- Location of Dunoir in Fremont County, Wyoming.
- Dunoir, Wyoming Location in the United States
- Coordinates: 43°33′57″N 109°48′57″W﻿ / ﻿43.5657851°N 109.8157194°W
- Country: United States
- State: Wyoming
- County: Fremont

Area
- • Total: 0.0236 sq mi (0.0611 km^{2})
- Elevation: 8,369 ft (2,551 m)
- Time zone: UTC-7 (Mountain (MST))
- • Summer (DST): UTC-6 (MDT)
- ZIP code: 82513
- Area code: 307

= Dunoir, Wyoming =

Town in Fremont County, Wyomingy, United States

Dunoir, Wyoming, also spelled DuNoir, Wyoming, is an unincorporated community in Fremont County of western Wyoming in the United States. Dunoir is at an elevation of 8369 feet near Warm Spring Mountain. The main road in town is Union Pass road, #263 and Warm Spring Mountain road #532. Warm Spring Creek runs through the town. Warm Spring Mountain has a summit of 9524 feet and is 1.54 miles southeast of the town at in the Shoshone National Forest in the Rocky Mountains. Dunoir is in the Wind River Range. The closest town is Dubois, Wyoming, 15 miles southeast of Dunoir.
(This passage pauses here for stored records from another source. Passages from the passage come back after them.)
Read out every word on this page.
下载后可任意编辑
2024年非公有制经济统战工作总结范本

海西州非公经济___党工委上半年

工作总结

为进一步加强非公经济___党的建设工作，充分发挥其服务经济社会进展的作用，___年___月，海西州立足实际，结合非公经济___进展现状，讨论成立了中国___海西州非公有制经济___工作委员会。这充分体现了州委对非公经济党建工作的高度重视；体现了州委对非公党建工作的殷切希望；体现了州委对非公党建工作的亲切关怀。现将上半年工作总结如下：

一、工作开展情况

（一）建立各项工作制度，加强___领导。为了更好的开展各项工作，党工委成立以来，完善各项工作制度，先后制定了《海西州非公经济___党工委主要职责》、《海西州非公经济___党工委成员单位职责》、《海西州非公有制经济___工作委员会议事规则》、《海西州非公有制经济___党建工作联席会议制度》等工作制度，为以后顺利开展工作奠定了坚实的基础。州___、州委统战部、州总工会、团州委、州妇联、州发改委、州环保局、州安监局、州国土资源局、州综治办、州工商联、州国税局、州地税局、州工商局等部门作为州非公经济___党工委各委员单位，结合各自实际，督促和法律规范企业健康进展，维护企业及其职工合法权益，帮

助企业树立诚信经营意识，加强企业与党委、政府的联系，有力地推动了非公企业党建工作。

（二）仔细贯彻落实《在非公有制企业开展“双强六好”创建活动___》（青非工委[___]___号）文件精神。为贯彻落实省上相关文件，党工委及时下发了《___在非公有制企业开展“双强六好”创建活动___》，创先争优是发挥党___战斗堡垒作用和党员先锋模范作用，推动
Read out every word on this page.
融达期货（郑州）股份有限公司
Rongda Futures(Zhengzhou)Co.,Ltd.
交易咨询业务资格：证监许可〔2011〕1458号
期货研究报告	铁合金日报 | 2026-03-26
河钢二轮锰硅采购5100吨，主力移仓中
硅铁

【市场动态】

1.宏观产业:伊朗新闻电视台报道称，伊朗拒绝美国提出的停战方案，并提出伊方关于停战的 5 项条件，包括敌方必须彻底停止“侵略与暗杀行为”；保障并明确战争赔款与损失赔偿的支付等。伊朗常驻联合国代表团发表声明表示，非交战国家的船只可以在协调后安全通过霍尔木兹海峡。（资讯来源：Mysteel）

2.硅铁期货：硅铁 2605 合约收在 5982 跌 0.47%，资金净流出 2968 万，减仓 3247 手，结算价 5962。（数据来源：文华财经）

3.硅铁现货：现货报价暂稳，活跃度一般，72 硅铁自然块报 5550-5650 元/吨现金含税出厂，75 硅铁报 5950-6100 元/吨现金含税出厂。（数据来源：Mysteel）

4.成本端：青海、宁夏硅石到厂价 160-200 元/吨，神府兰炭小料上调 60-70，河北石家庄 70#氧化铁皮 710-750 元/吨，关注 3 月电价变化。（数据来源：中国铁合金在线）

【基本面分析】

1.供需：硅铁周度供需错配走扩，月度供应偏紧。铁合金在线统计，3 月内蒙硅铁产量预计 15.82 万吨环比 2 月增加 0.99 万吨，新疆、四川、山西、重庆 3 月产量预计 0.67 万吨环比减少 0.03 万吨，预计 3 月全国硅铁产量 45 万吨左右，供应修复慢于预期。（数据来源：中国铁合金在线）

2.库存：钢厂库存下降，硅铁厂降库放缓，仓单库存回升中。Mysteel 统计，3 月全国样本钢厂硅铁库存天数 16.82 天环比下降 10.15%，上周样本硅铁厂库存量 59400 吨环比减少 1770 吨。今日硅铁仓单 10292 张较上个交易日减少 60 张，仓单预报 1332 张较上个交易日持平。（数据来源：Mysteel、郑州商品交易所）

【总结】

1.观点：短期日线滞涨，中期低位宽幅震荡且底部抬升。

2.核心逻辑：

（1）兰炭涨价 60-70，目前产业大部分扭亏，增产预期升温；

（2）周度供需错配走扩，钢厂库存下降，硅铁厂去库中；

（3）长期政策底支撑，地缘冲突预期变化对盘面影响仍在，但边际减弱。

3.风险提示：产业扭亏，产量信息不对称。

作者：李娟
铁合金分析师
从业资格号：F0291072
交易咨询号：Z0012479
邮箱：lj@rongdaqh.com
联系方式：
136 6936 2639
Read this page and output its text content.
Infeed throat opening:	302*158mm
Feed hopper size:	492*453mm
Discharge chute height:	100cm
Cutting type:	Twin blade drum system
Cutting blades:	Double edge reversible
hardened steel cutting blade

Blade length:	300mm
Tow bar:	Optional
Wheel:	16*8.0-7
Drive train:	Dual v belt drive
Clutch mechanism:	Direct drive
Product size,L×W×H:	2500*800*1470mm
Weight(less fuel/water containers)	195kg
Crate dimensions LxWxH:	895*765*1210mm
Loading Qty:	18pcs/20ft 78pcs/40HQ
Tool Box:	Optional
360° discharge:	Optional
==Dunoir Special Management Unit==
Dunoir Special Management Unit (SMU) is in the Shoshone National Forest and is a protected wildland with 28,000 acre. Dunoir Special Management Unit is in the upper Wind River Valley, northwest of Dubois. Motorized wheeled and tract vehicular recreation are not allowed in the Dunoir Special Management Unit. Dunoir Special Management Unit was founded on October 9, 1972, by Public Law 92-476. Dunoir Special Management Unit is in the Washakie Wilderness.